Jesús Antonio Camarillo/
Analista
Inenarrable el dolor de los padres de las pequeñitas. Basta con leer el primer párrafo de la nota periodística de El Diario publicada ayer, suscrita por la periodista Blanca Carmona, para que la indignación se haga de nuevo presente. En ella se informa sobre la vinculación a proceso del presunto agresor, tras la declaración que las menores sobrevivientes del ataque hicieron ante la autoridad, aunado a otros elementos de prueba.
El reproche y el coraje colectivo que el caso trajo consigo no eran para menos. Duele escribir de temas como estos y todo lo que se pueda decir al respecto corre el riesgo de transitar de la frivolidad a la falta de respeto para quienes han sufrido en carne propia los embates de una de las peores manifestaciones de la vileza humana.
Corriendo ese riesgo considero que es necesario hacer un ejercicio de abstracción y separar varias cuestiones que se suelen abordar en un solo bloque. La primera de ellas es una que tiene que ver con lo que denominaré el “participante”, es decir, todos los que pertenecemos a una sociedad que tras los trágicos sucesos reprocha y enjuicia moralmente los acontecimientos. Ahí no hay vuelta de hoja y el juicio es legítimo.
Muchas personas, y en especial los que somos padres de familia, tras imaginar el sufrimiento de las pequeñas, quisiéramos hacer valer el estadío de la venganza privada o cuando menos, el de la ley del talión, el ojo por ojo y diente por diente. Y este sentimiento se acendra precisamente en sociedades como la nuestra, donde la impunidad y la inseguridad se convierten en acicates del deseo de la actualización de una difusa coercibilidad social, que de tan ambigua no tendría límites.
Ese ímpetu consistente en no solamente contener la agresión sino en hacer “justicia por la propia mano” lo puede tener cualquier ciudadano en casos abominables como los que nos ocupan. Aquí, la idea de la “racionalización del conflicto”, se suele dejar para después, irrumpiendo el uso de la fuerza y la pretensión de venganza.
En estos casos, pedirle a las víctimas y a la sociedad que “racionalicen su conflicto” es quizá demasiado tardío. Esa petición tiene que irrumpir antes y acompañada de políticas, instrumentos y mecanismos de prevención, que tienen que ver con las temáticas básicas de la seguridad y un modelo integral de crecimiento social. Si estas medidas se instrumentaran de manera adecuada, seguramente el conflicto que se pretende “racionalizar” sería menor, y nada tendría que ver con los tintes macabros que hoy nos ocupan.
Pero el punto de vista del que desea la venganza privada va siempre acompañado, cuando menos desde la irrupción del Estado Moderno, con el del que necesariamente y en cualquier circunstancia debe “racionalizar” el conflicto, porque no le queda de otra.

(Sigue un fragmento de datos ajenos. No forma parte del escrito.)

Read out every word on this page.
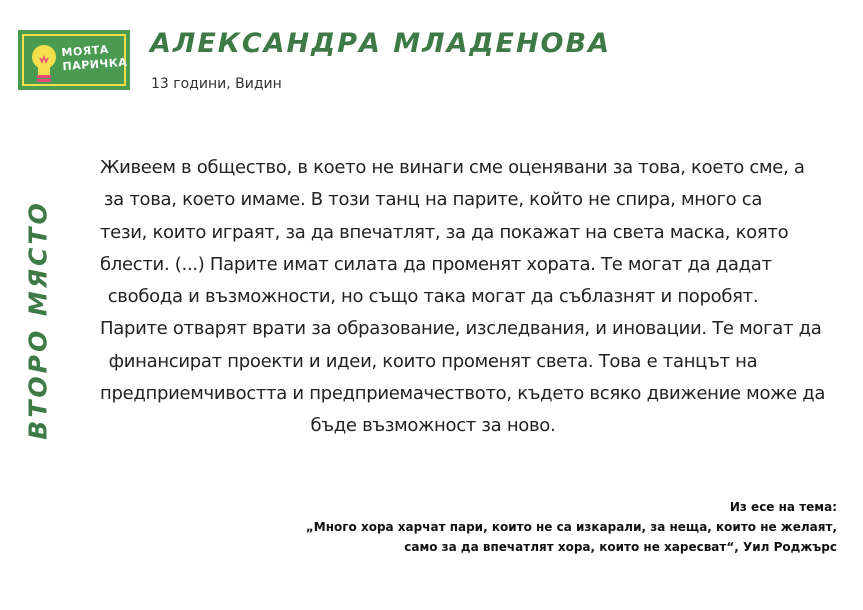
МОЯТА
ПАРИЧКА
АЛЕКСАНДРА МЛАДЕНОВА
13 години, Видин
ВТОРО МЯСТО
Живеем в общество, в което не винаги сме оценявани за това, което сме, а
за това, което имаме. В този танц на парите, който не спира, много са
тези, които играят, за да впечатлят, за да покажат на света маска, която
блести. (...) Парите имат силата да променят хората. Те могат да дадат
свобода и възможности, но също така могат да съблазнят и поробят.
Парите отварят врати за образование, изследвания, и иновации. Те могат да
финансират проекти и идеи, които променят света. Това е танцът на
предприемчивостта и предприемачеството, където всяко движение може да
бъде възможност за ново.
Из есе на тема:
„Много хора харчат пари, които не са изкарали, за неща, които не желаят,
само за да впечатлят хора, които не харесват“, Уил Роджърс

Entre ellos, como figuras torales están los jueces y los fiscales, pero también, hoy en día, los defensores oficiales y civiles de los derechos humanos.
Las figuras de los ombudsman han adquirido, en los últimos lustros, un loable protagonismo. No estoy de acuerdo con la recurrente afirmación popular que los llama “defensores de delincuentes”. Muchos de ellos logran desempeñar una trascendente labor en un país que pese a estar plagado de reformas legales, la conculcación de los derechos humanos sigue siendo cosa de todos los días.
Y los derechos fundamentales, le pese a quien le pese, son de todos. No hay criminal, por más bestia que parezca, que no los tenga. Las críticas que se les hacen a los titulares de las comisiones de los derechos humanos en Ciudad Juárez por afirmar que la forma en que se detiene y presenta a los medios al presunto atacante de las niñas puede traer consecuencias procesales, son injustificadas. Lo que el ombudsman dice no es otra cosa que la verdad histórica. Además, su papel es velar por los derechos humanos de todos. De todos, incluidos los que, para gran parte del imaginario colectivo, podrían estar viviendo horas extras.